Zoom sessions are protected by a six-digit password by default; however, Tom Anthony, researcher at SearchPilot, say that a weakness in this mechanism allows threat actors to perform dictionary attacks with all possible combinations of numbers and decrypt a password in a matter of a few minutes. 

The researcher reported the problem last April, attaching to his report a proof of concept based on Python, so the flaw was corrected a few days later. It should be noted that a six-digit password allows a total of one million possible combinations, which represents a minimal obstacle for hackers with sufficient knowledge and resources, as security testing course experts mentioned.

Esta imagen tiene un atributo ALT vacío; su nombre de archivo es zoom30072020.jpg
SOURCE: Tom Anthony

Zoom security teams forgot to set a maximum of attempts to enter the password, so threat actors could leverage Zoom’s web client ( to send constant HTTP requests and decrypt the password.

In his proof of concept, the researcher proved able to access ongoing meetings once the password was decrypted.
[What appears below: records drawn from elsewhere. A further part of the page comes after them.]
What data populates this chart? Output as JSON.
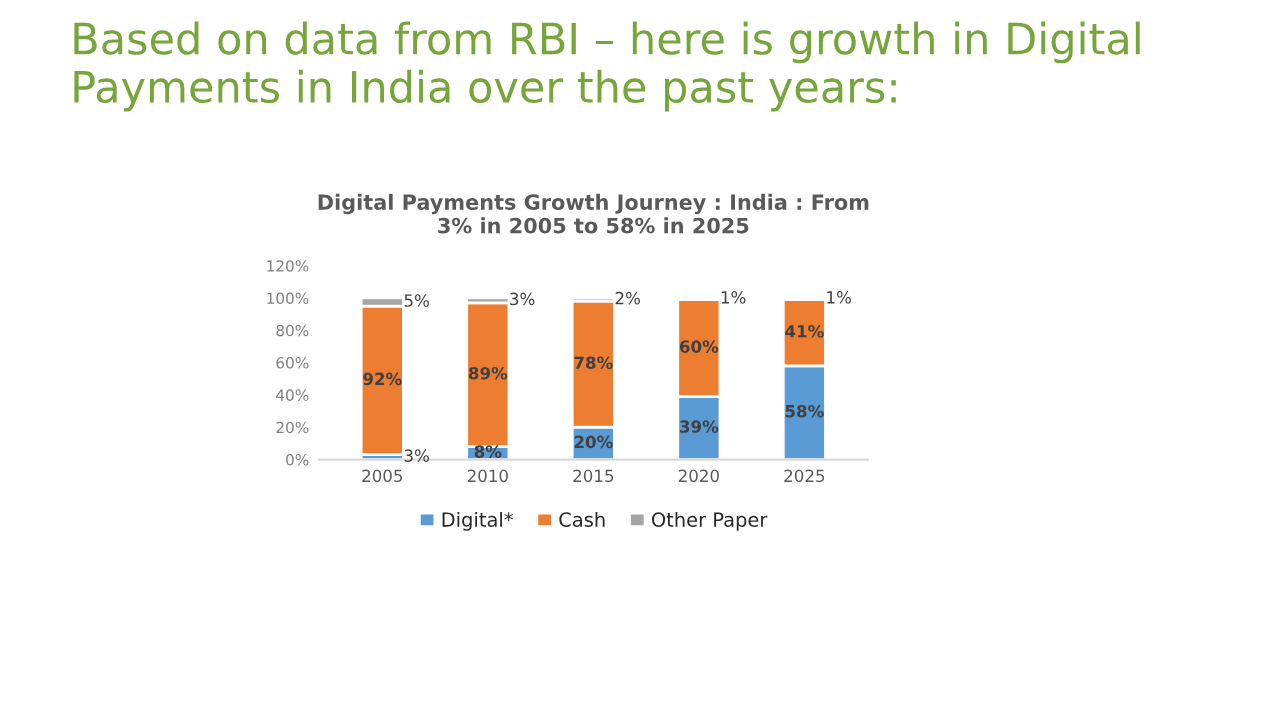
{
  "chart_data": {
    "type": "bar",
    "title": "Based on data from RBI – here is growth in Digital Payments in India over the past years:",
    "subtitle": "Digital Payments Growth Journey : India : From\n3% in 2005 to 58% in 2025",
    "categories": [
      "2005",
      "2010",
      "2015",
      "2020",
      "2025"
    ],
    "series": [
      {
        "name": "Digital*",
        "color": "#5b9bd5",
        "values": [
          3,
          8,
          20,
          39,
          58
        ],
        "value_labels": [
          "3%",
          "8%",
          "20%",
          "39%",
          "58%"
        ]
      },
      {
        "name": "Cash",
        "color": "#ed7d31",
        "values": [
          92,
          89,
          78,
          60,
          41
        ],
        "value_labels": [
          "92%",
          "89%",
          "78%",
          "60%",
          "41%"
        ]
      },
      {
        "name": "Other Paper",
        "color": "#a5a5a5",
        "values": [
          5,
          3,
          2,
          1,
          1
        ],
        "value_labels": [
          "5%",
          "3%",
          "2%",
          "1%",
          "1%"
        ]
      }
    ],
    "stacked": true,
    "grid": false,
    "legend": "bottom",
    "ylim": [
      0,
      120
    ],
    "yticks": [
      {
        "value": 0,
        "label": "0%"
      },
      {
        "value": 20,
        "label": "20%"
      },
      {
        "value": 40,
        "label": "40%"
      },
      {
        "value": 60,
        "label": "60%"
      },
      {
        "value": 80,
        "label": "80%"
      },
      {
        "value": 100,
        "label": "100%"
      },
      {
        "value": 120,
        "label": "120%"
      }
    ]
  }
}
In addition, Anthony found that an identical procedure could be performed to access Zoom sessions scheduled for later hours, although this requires a list of 10 million possible combinations.

In addition, security testing course experts reported an error during the login detected when using the web client, which uses a temporary redirect to request customer consent about their terms of service. The token flaw could make it easier to exploit other malicious login mechanisms.

For security, Zoom disabled its web client until updates were released. The developers of the platform have recently worked on forced marches to correct all the reports they receive; while some of the issues reported to the company do not pose a risk to users, some flaws could compromise the sensitive information circulating on the platform.

For further reports on vulnerabilities, exploits, malware variants and computer security risks, it is recommended to enter the website of the International Institute of Cyber Security (IICS), as well as the official platforms of technology companies.